For our present troubles are small and won’t last very long. Yet they produce for us a glory that vastly outweighs them and will last forever!  2 Corinthians 4:17

One Thing Remains

Language.  Culture.  Climate.  Currency.  Source of provision.  Available products and prices thereof.  Food.  Church.  Profession.  With our upcoming launch to serve at The Home of Life children’s home in Costa Rica, so much is going to change in our lives over the next year.  In a moment of humorous inspiration, I sat down and made a list of what will stay the same (mostly).  It brings me comfort to recognize some stability and makes me smile over what my heart values.  Here’s a non-exhaustive, unordered peek.

1.) Our family being together.  When the Lord called us to homeschool 5 1/2 years ago, I had a sinking feeling that He was setting us up for the mission field.  Turns out I was right.  Only now I don’t feel so sinking about it.  What a comfort to already have a good familiarity with how to do school as a family before we venture out into the nations.  The kids will attend one year of traditional school while Matt and I are up to our eardrums in Spanish immersion classes, then it will be back to the kitchen table for lessons together.  We know that this call to go and serve is for our children just as much as us grown-ups.  We have seen the impact of their smiles and Spanish phrases on Tico hearts.  They have a unique anointing that’s an essential part of what the Lord is doing.  I’m so thankful to be able to walk this path as a family.

2.) God.  Life serving the Lord in Costa Rica won’t be any more spiritual than serving Him in the Midwest  but the change is certainly pressing us into His arms.  As He meets us here, we know He will meet us there.  Perhaps even more so, because we will be so much more aware of our need for Him.

3.) Rice and beans.  It’s like a Dr. Seuss book.  We eat them here, we’ll eat them there.  We’d probably eat them anywhere.  After our first global journey to Guatemala in 2006, I started our family’s exploration into the land of legumes.  Toss a rice cooker into the mix and we had some yummy dinners afoot.  Matt is no longer dubious when I come home with a 20 lb. bag of rice.  Gallo Pinto, anyone?

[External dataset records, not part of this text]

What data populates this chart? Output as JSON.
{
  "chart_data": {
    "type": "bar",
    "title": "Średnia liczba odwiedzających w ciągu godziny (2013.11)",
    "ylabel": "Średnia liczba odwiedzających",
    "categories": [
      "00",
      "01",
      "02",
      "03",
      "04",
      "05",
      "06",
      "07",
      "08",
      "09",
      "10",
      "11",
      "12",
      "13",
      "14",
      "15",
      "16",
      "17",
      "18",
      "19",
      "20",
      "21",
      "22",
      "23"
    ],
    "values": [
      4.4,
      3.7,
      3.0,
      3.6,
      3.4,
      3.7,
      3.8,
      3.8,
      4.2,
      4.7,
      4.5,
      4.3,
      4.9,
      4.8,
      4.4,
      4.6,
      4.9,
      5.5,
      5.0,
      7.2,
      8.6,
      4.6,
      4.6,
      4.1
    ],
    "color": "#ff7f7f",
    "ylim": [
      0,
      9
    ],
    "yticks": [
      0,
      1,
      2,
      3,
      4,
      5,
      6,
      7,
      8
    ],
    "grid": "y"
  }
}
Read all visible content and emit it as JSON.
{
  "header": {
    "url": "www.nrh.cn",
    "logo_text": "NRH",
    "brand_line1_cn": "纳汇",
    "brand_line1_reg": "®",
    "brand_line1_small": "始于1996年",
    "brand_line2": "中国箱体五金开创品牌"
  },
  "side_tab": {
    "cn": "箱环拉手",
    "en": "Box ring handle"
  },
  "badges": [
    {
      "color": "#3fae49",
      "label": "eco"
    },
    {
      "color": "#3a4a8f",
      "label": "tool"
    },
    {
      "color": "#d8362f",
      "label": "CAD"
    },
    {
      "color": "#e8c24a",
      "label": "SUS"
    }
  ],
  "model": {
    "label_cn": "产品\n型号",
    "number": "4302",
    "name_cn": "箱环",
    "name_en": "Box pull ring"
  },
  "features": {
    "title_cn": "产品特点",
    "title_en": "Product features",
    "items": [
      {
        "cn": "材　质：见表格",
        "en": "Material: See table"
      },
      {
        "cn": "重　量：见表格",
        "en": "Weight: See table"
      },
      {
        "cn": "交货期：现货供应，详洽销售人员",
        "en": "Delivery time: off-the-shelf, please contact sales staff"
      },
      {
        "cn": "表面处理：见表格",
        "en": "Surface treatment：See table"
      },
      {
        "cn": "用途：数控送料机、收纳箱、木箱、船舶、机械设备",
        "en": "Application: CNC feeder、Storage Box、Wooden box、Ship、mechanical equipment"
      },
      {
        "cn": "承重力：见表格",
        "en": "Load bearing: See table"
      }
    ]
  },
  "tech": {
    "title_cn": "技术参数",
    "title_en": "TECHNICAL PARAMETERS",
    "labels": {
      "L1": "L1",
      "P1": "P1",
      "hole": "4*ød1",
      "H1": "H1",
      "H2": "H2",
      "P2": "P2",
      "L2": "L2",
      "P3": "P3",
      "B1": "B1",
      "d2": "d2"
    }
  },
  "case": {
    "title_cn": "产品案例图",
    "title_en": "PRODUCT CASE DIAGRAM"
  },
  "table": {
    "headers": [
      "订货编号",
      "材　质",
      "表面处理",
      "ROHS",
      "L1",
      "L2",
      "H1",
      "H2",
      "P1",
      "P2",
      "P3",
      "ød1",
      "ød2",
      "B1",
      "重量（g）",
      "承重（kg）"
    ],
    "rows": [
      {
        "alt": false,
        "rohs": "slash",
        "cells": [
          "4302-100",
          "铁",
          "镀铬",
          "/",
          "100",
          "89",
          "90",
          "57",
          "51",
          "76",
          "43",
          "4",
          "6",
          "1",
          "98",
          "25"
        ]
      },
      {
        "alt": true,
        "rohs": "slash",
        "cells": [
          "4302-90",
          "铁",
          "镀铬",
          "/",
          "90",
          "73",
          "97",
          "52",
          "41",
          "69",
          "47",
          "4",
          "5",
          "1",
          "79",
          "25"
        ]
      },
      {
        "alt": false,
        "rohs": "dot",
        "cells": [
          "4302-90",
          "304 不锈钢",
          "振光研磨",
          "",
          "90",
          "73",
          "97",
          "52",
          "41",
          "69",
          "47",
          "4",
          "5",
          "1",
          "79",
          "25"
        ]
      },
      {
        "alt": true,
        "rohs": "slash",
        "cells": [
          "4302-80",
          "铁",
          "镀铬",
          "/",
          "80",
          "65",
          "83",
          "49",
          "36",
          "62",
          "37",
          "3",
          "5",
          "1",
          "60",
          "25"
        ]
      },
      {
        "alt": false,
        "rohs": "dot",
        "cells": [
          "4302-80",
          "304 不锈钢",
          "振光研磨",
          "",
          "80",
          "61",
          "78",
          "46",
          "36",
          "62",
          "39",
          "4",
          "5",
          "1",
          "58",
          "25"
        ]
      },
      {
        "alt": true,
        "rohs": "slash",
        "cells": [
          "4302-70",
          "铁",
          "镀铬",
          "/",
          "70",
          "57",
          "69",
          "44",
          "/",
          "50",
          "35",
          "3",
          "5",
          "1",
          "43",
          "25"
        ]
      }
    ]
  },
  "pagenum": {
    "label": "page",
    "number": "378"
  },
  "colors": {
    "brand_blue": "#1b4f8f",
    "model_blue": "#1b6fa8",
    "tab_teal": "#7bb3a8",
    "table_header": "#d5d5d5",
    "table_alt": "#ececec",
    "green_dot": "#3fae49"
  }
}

4.) Books, worship, and working out.  How awesome that some of my very favorite things are completely portable.  We may not be able to drive to a public library full of material in English, but modern technology can still keep us learning, recreating, and soaking in the Lord’s presence.  It’s on our heart to start a small group that gathers for contemporary worship (courtesy of mp3 files– none of our family plays an instrument).  Thank you, Lord, for Kindles, the internet, iPods, laptops, and Jillian Michaels’ dvds.  And while the sidewalks may be more of a challenge in Costa Rica, the weather certainly won’t be, so I’ll have little excuse not to lace up my running shoes.

5.) Making things from scratch.  I may have mentioned this before, but I’m a do-it-yourself-er.    If you can make something cheaper or better (preferably both) than you can buy it, then I’m game to try it.  This especially goes for food.  Lately I’ve been aflutter to learn to make the things that we love to eat here, but probably won’t be able to get there.  Chicken Tikka Masala.  Naan.  Auntie Anne’s pretzels.  You should really come over.  Company motivates me to cook.  Part of my role at the Home of Life will be to prepare meals for visiting teams, and there couldn’t be a better spot for my heart to sing.  Penzeys Spices’ motto says it perfectly: “Love People.  Cook them tasty food.”

But where there are lessons, they will be handed in (and possibly forgotten).  Where Jillian is pounding you with reps, cool down time will eventually begin.  Intriguing plots will conclude.  Recipes will be enjoyed and cleared from the table.  But one thing will remain:  Love.  The love we share with the Lord, with each other, and with the people He puts into our lives on the journey.